28.07.2009
Mehr Ordnung am Badeweiher - Marktrat beschließt Nutzungsvorschrift - Kindergartenbeiträge steigen leicht - Schulvertrag gekündigt
Trotz des schönen Sommerabends zeigten ausnehmend viele Zuschauer Interesse an der Marktratssitzung. Zur Änderung des Bebauungsplanes St. Moritz lagen verschiedene Stellungnahmen vor. Die Mehrheit entschied sich für eine Traufhöhe von drei Metern. Bei den Baulinien und Dachformen wurde den Einwänden nicht stattgegeben.

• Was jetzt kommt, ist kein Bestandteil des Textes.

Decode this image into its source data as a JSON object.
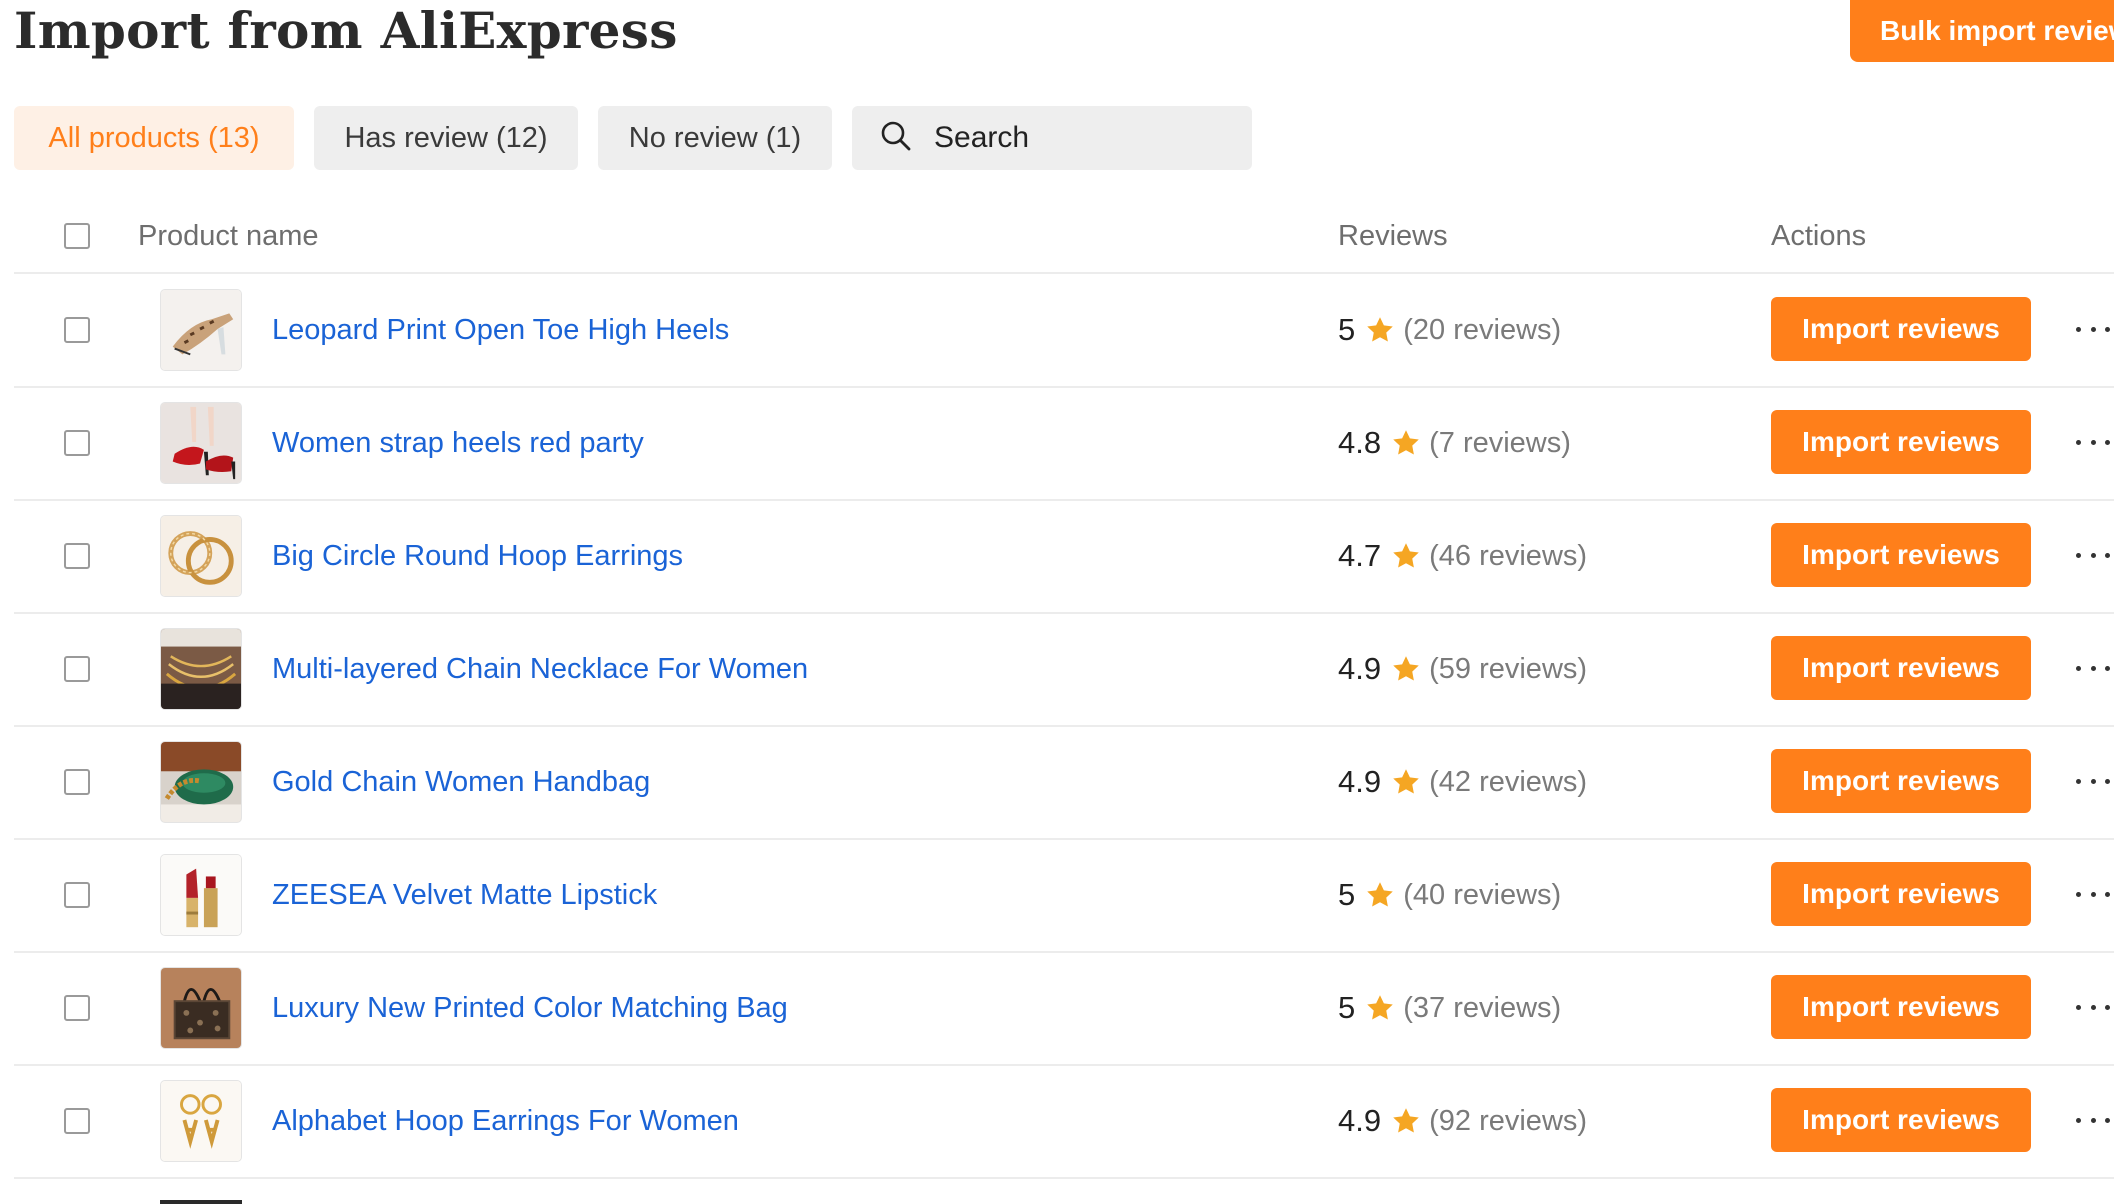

Einig waren sich die Markträte, den Schulvertrag mit Weiherhammer zum 31. Juli 2010 zu kündigen. Durch die Bautätigkeit in der Nachbargemeinde kämen auf Mantel 60 Prozent höhere Kosten zu. Franz Sperl (Freie Wähler) reklamierte, dass es dazu am 18. Juni eine Besprechung gegeben habe, der Marktrat in der Sitzung am 23. Juni aber nicht darüber informiert worden sei, sondern von der Problematik aus der Zeitung erfahren habe. Hans Gurdan (CSU) führte aus, dass derzeit die Kosten je Hauptschüler 1.600 Euro betragen und dann auf 3.000 Euro steigen könnten. Offene Türen bei allen Fraktionen rannten die Freien Wähler mit dem Antrag auf Erlass einer Benutzungsordnung für den Badeweiher ein. Er ist vor allem bei Auswärtigen so beliebt, dass viele Manteler dort auf ein Badevergnügen verzichten.
Wie Bürgermeister Josef Wittmann erklärte, werde derzeit auch bei beantragten Feiern eine Kaution von 100 Euro erhoben und nur zurückbezahlt, wenn der Platz sauber verlassen wird. Eine Beach-Party will er am Weiher aber nicht mehr genehmigen. Zusätzlich ist am Badeplatz ab 22 Uhr Grillen verboten. Ferner ist die Nachtruhe einzuhalten.
Fünf Euro mehr im Monat
Notwendig war auch die Erhöhung der Elternbeiträge für das Kinderhaus, die Daniela Fuhrmann von der SPD als moderat bezeichnete. Auch Ernst Heisl und Hans Gurdan (CSU) sehen dies so. Der Beschluss erging einstimmig. Die Kosten für einen Normplatz mit vier Stunden Betreuung am Tag erhöhen sich um fünf Euro pro Monat.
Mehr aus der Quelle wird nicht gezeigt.